Eu achava que a parte mais difícil da vida de uma mãe solteira era dizer à minha filha: “Não podemos pagar isso”, tentando que ela não ouvisse a vergonha na minha voz. Mas um gesto dela na escola levou a um telefonema que me gelou o sangue.
Minha filha Mia vendeu a sua coleção de Lego por 112 dólares para comprar uns óculos para uma amiga que estava a ser gozada por causa de uma armação partida. E o que aconteceu no dia seguinte levou-me às lágrimas.
Sou mãe solteira. Trabalho em dois empregos, conto cada dólar e sei exatamente quanta gasolina preciso para chegar até sexta-feira. A minha filha Mia tem nove anos. Normalmente, ela entra em casa a correr e começa logo a contar tudo: a escola, o intervalo, as amigas, o jantar. Por isso, quando um dia chegou em silêncio, percebi logo que algo tinha acontecido.
Sentou-se à mesa da cozinha e ficou a olhar para o vazio durante muito tempo.
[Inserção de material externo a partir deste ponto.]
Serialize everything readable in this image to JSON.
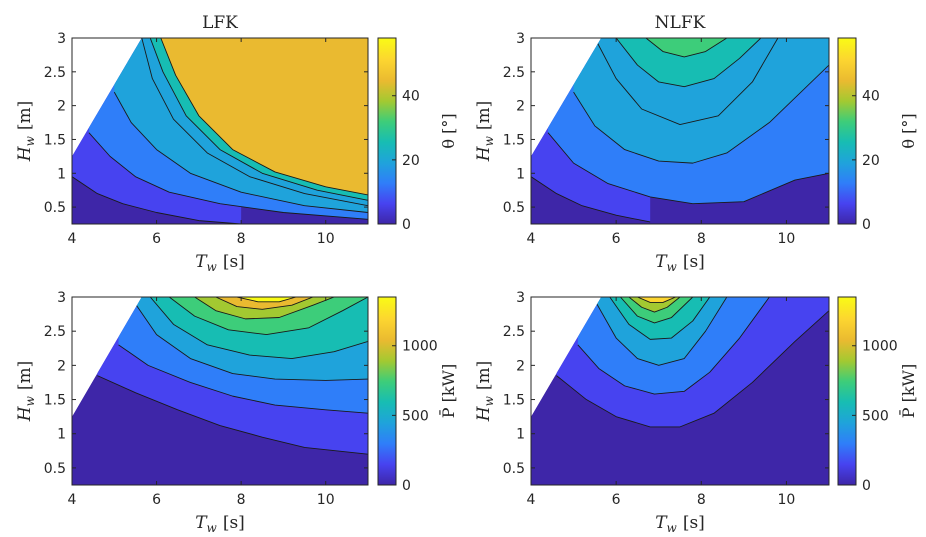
{
  "colors": {
    "parula": [
      "#3e26a8",
      "#4743f0",
      "#2f7ef9",
      "#1fa3db",
      "#17bdb3",
      "#3dcd7a",
      "#a3c931",
      "#eaba30",
      "#fcd530",
      "#f9fb15"
    ]
  },
  "chart_data": [
    {
      "type": "contour",
      "title": "LFK",
      "xlabel": {
        "base": "T",
        "sub": "w",
        "unit": "[s]"
      },
      "ylabel": {
        "base": "H",
        "sub": "w",
        "unit": "[m]"
      },
      "xlim": [
        4,
        11
      ],
      "ylim": [
        0.25,
        3
      ],
      "xticks": [
        "4",
        "6",
        "8",
        "10"
      ],
      "yticks": [
        "0.5",
        "1",
        "1.5",
        "2",
        "2.5",
        "3"
      ],
      "colorbar": {
        "label": "θ [°]",
        "range": [
          0,
          58
        ],
        "ticks": [
          "0",
          "20",
          "40"
        ]
      },
      "levels_count": 11,
      "contour_lines": [
        {
          "level": 5,
          "x": [
            4.0,
            4.6,
            5.2,
            6.0,
            7.0,
            8.0
          ],
          "y": [
            0.95,
            0.7,
            0.55,
            0.42,
            0.3,
            0.25
          ]
        },
        {
          "level": 10,
          "x": [
            4.4,
            4.9,
            5.5,
            6.3,
            7.5,
            9.0,
            11.0
          ],
          "y": [
            1.6,
            1.25,
            0.95,
            0.72,
            0.55,
            0.42,
            0.32
          ]
        },
        {
          "level": 15,
          "x": [
            5.0,
            5.4,
            6.0,
            6.8,
            8.0,
            9.5,
            11.0
          ],
          "y": [
            2.2,
            1.75,
            1.35,
            1.0,
            0.72,
            0.52,
            0.42
          ]
        },
        {
          "level": 20,
          "x": [
            5.65,
            5.9,
            6.4,
            7.2,
            8.2,
            9.5,
            11.0
          ],
          "y": [
            3.0,
            2.4,
            1.8,
            1.3,
            0.95,
            0.7,
            0.52
          ]
        },
        {
          "level": 25,
          "x": [
            5.85,
            6.15,
            6.7,
            7.5,
            8.5,
            9.8,
            11.0
          ],
          "y": [
            3.0,
            2.5,
            1.85,
            1.35,
            1.0,
            0.75,
            0.6
          ]
        },
        {
          "level": 30,
          "x": [
            6.1,
            6.45,
            7.0,
            7.8,
            8.8,
            10.0,
            11.0
          ],
          "y": [
            3.0,
            2.45,
            1.85,
            1.35,
            1.02,
            0.8,
            0.68
          ]
        }
      ]
    },
    {
      "type": "contour",
      "title": "NLFK",
      "xlabel": {
        "base": "T",
        "sub": "w",
        "unit": "[s]"
      },
      "ylabel": {
        "base": "H",
        "sub": "w",
        "unit": "[m]"
      },
      "xlim": [
        4,
        11
      ],
      "ylim": [
        0.25,
        3
      ],
      "xticks": [
        "4",
        "6",
        "8",
        "10"
      ],
      "yticks": [
        "0.5",
        "1",
        "1.5",
        "2",
        "2.5",
        "3"
      ],
      "colorbar": {
        "label": "θ [°]",
        "range": [
          0,
          58
        ],
        "ticks": [
          "0",
          "20",
          "40"
        ]
      },
      "levels_count": 11,
      "contour_lines": [
        {
          "level": 5,
          "x": [
            4.0,
            4.6,
            5.2,
            6.0,
            6.8
          ],
          "y": [
            0.95,
            0.7,
            0.52,
            0.38,
            0.28
          ]
        },
        {
          "level": 10,
          "x": [
            4.4,
            5.0,
            5.8,
            6.8,
            7.8,
            9.0,
            10.2,
            11.0
          ],
          "y": [
            1.6,
            1.15,
            0.85,
            0.65,
            0.55,
            0.58,
            0.9,
            1.0
          ]
        },
        {
          "level": 15,
          "x": [
            5.0,
            5.5,
            6.2,
            7.0,
            7.8,
            8.6,
            9.6,
            11.0
          ],
          "y": [
            2.2,
            1.7,
            1.35,
            1.18,
            1.15,
            1.3,
            1.75,
            2.6
          ]
        },
        {
          "level": 20,
          "x": [
            5.5,
            6.0,
            6.6,
            7.5,
            8.4,
            9.2,
            9.8
          ],
          "y": [
            3.0,
            2.4,
            1.95,
            1.72,
            1.85,
            2.35,
            3.0
          ]
        },
        {
          "level": 25,
          "x": [
            6.0,
            6.5,
            7.0,
            7.6,
            8.3,
            8.9,
            9.4
          ],
          "y": [
            3.0,
            2.6,
            2.35,
            2.28,
            2.4,
            2.7,
            3.0
          ]
        },
        {
          "level": 30,
          "x": [
            6.7,
            7.1,
            7.6,
            8.1,
            8.6
          ],
          "y": [
            3.0,
            2.8,
            2.72,
            2.8,
            3.0
          ]
        }
      ]
    },
    {
      "type": "contour",
      "title": "",
      "xlabel": {
        "base": "T",
        "sub": "w",
        "unit": "[s]"
      },
      "ylabel": {
        "base": "H",
        "sub": "w",
        "unit": "[m]"
      },
      "xlim": [
        4,
        11
      ],
      "ylim": [
        0.25,
        3
      ],
      "xticks": [
        "4",
        "6",
        "8",
        "10"
      ],
      "yticks": [
        "0.5",
        "1",
        "1.5",
        "2",
        "2.5",
        "3"
      ],
      "colorbar": {
        "label": "P̄ [kW]",
        "range": [
          0,
          1350
        ],
        "ticks": [
          "0",
          "500",
          "1000"
        ]
      },
      "levels_count": 11,
      "contour_lines": [
        {
          "level": 100,
          "x": [
            4.6,
            5.5,
            6.5,
            7.5,
            8.5,
            9.5,
            11.0
          ],
          "y": [
            1.85,
            1.6,
            1.35,
            1.12,
            0.95,
            0.8,
            0.7
          ]
        },
        {
          "level": 250,
          "x": [
            5.1,
            5.8,
            6.8,
            7.8,
            8.8,
            10.0,
            11.0
          ],
          "y": [
            2.3,
            2.0,
            1.75,
            1.55,
            1.42,
            1.35,
            1.3
          ]
        },
        {
          "level": 400,
          "x": [
            5.5,
            6.0,
            6.8,
            7.8,
            8.8,
            10.0,
            11.0
          ],
          "y": [
            2.9,
            2.45,
            2.1,
            1.88,
            1.8,
            1.78,
            1.8
          ]
        },
        {
          "level": 550,
          "x": [
            5.85,
            6.4,
            7.2,
            8.2,
            9.2,
            10.2,
            11.0
          ],
          "y": [
            3.0,
            2.6,
            2.3,
            2.15,
            2.1,
            2.2,
            2.35
          ]
        },
        {
          "level": 700,
          "x": [
            6.3,
            6.9,
            7.7,
            8.6,
            9.6,
            10.4,
            11.0
          ],
          "y": [
            3.0,
            2.72,
            2.52,
            2.45,
            2.55,
            2.8,
            3.0
          ]
        },
        {
          "level": 850,
          "x": [
            6.9,
            7.4,
            8.1,
            8.9,
            9.7,
            10.2
          ],
          "y": [
            3.0,
            2.8,
            2.68,
            2.7,
            2.88,
            3.0
          ]
        },
        {
          "level": 1000,
          "x": [
            7.4,
            7.9,
            8.5,
            9.2,
            9.7
          ],
          "y": [
            3.0,
            2.86,
            2.82,
            2.88,
            3.0
          ]
        },
        {
          "level": 1150,
          "x": [
            7.9,
            8.4,
            8.9,
            9.3
          ],
          "y": [
            3.0,
            2.93,
            2.93,
            3.0
          ]
        }
      ]
    },
    {
      "type": "contour",
      "title": "",
      "xlabel": {
        "base": "T",
        "sub": "w",
        "unit": "[s]"
      },
      "ylabel": {
        "base": "H",
        "sub": "w",
        "unit": "[m]"
      },
      "xlim": [
        4,
        11
      ],
      "ylim": [
        0.25,
        3
      ],
      "xticks": [
        "4",
        "6",
        "8",
        "10"
      ],
      "yticks": [
        "0.5",
        "1",
        "1.5",
        "2",
        "2.5",
        "3"
      ],
      "colorbar": {
        "label": "P̄ [kW]",
        "range": [
          0,
          1350
        ],
        "ticks": [
          "0",
          "500",
          "1000"
        ]
      },
      "levels_count": 11,
      "contour_lines": [
        {
          "level": 100,
          "x": [
            4.6,
            5.3,
            6.0,
            6.8,
            7.5,
            8.3,
            9.2,
            10.2,
            11.0
          ],
          "y": [
            1.85,
            1.5,
            1.25,
            1.1,
            1.1,
            1.3,
            1.75,
            2.35,
            2.8
          ]
        },
        {
          "level": 250,
          "x": [
            5.1,
            5.6,
            6.2,
            6.9,
            7.6,
            8.2,
            8.9,
            9.6
          ],
          "y": [
            2.3,
            1.95,
            1.7,
            1.58,
            1.62,
            1.9,
            2.4,
            3.0
          ]
        },
        {
          "level": 400,
          "x": [
            5.5,
            6.0,
            6.5,
            7.0,
            7.6,
            8.1,
            8.6
          ],
          "y": [
            2.95,
            2.4,
            2.1,
            2.0,
            2.1,
            2.5,
            3.0
          ]
        },
        {
          "level": 550,
          "x": [
            5.85,
            6.3,
            6.8,
            7.3,
            7.8,
            8.2
          ],
          "y": [
            3.0,
            2.6,
            2.38,
            2.4,
            2.65,
            3.0
          ]
        },
        {
          "level": 700,
          "x": [
            6.1,
            6.5,
            6.9,
            7.3,
            7.8
          ],
          "y": [
            3.0,
            2.72,
            2.62,
            2.7,
            3.0
          ]
        },
        {
          "level": 850,
          "x": [
            6.3,
            6.6,
            6.9,
            7.2,
            7.5
          ],
          "y": [
            3.0,
            2.85,
            2.78,
            2.85,
            3.0
          ]
        },
        {
          "level": 1000,
          "x": [
            6.5,
            6.8,
            7.1,
            7.4
          ],
          "y": [
            3.0,
            2.92,
            2.92,
            3.0
          ]
        }
      ]
    }
  ]
}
— Aconteceu alguma coisa na escola? — perguntei.
Os lábios dela tremiam.
— É a Chloe… No voleibol, os óculos dela partiram-se. As lentes estão intactas, mas a armação agora está presa com fita-cola. Toda a gente goza com ela.
O meu coração apertou-se.
— Quão grave está isso?
— Chamam-lhe nomes. Perguntam se ela sequer vê alguma coisa. Ontem ela escondeu-se na casa de banho no intervalo, — sussurrou Mia. — Disse que os pais dela agora não podem comprar uns novos.
Depois a minha filha olhou para mim e perguntou:
— Nós можемos ajudá-la?
Eu queria muito dizer “sim”. Mas naquela altura tinha contas por pagar, comida para poucos dias no frigorífico e uma conta bancária quase vazia.
— Desculpa, meu amor, — disse baixinho. — Neste momento não posso pagar uns óculos para outra criança.
A Mia não discutiu. Apenas acenou com a cabeça e foi para o quarto. E isso doeu ainda mais.
No dia seguinte, voltei para casa e reparei que o recipiente com os Lego dela tinha desaparecido.
Não eram apenas brinquedos. Era a coleção favorita dela: presentes de aniversário, achados em promoções, conjuntos que ela montava há anos. Ela separava as peças por cores e construía cidades inteiras no chão da sala.

Poucos minutos depois, Mia entrou em casa a sorrir.
— Já resolvi tudo, mãe.
Ela tinha vendido toda a coleção ao neto da nossa vizinha por 112 dólares. Depois entregou-me o recibo da ótica.
— A Chloe agora vai conseguir ver bem. E ninguém vai voltar a gozar com a fita-cola.
Abracei-a com muita força. Pensei que era o fim.
Mas na manhã seguinte a professora ligou-me.
— Pode vir imediatamente à escola? Os pais da Chloe estão aqui. Estão muito chateados e dizem que a senhora e a Mia têm de responder pelo que aconteceu.
Quando entrei na sala do diretor, senti um frio por dentro. A Mia estava ao lado da secretária, de cabeça baixa. A Chloe chorava. A mãe dela também chorava, e o pai olhava para a minha filha com uma expressão tão severa que me coloquei logo entre eles.
Aconteceu que os pais da Chloe não eram pobres de todo. No último ano, a rapariga tinha partido ou perdido os óculos várias vezes, e eles decidiram fazê-la esperar até ao fim de semana para que ela “aprendesse a ter mais cuidado”. Simplesmente não sabiam o quanto ela estava a ser gozada na escola.
O pai da Chloe perguntou, agora mais calmo, à Mia:

— Vendeste mesmo todos os teus Lego?
— Sim.
— Porquê?
A Mia levantou os olhos e respondeu:
— Porque ela precisava de ajuda.
Nesse momento, todos os adultos da sala ficaram em silêncio.
Os pais da Chloe pediram desculpa. E três dias depois convidaram-nos para casa deles e abriram para a Mia uma conta poupança para os estudos, prometendo reforçá-la todos os anos.
À noite, enquanto deitava a minha filha, perguntei-lhe:
— Tens saudades dos teus Lego?
— Um bocadinho, — respondeu ela, sorrindo para a almofada. — Mas a Chloe sorri mais agora.
Penso muitas vezes no que não consigo dar à minha filha. E ela entregou sem hesitar aquilo de que mais gostava — simplesmente porque alguém estava magoado.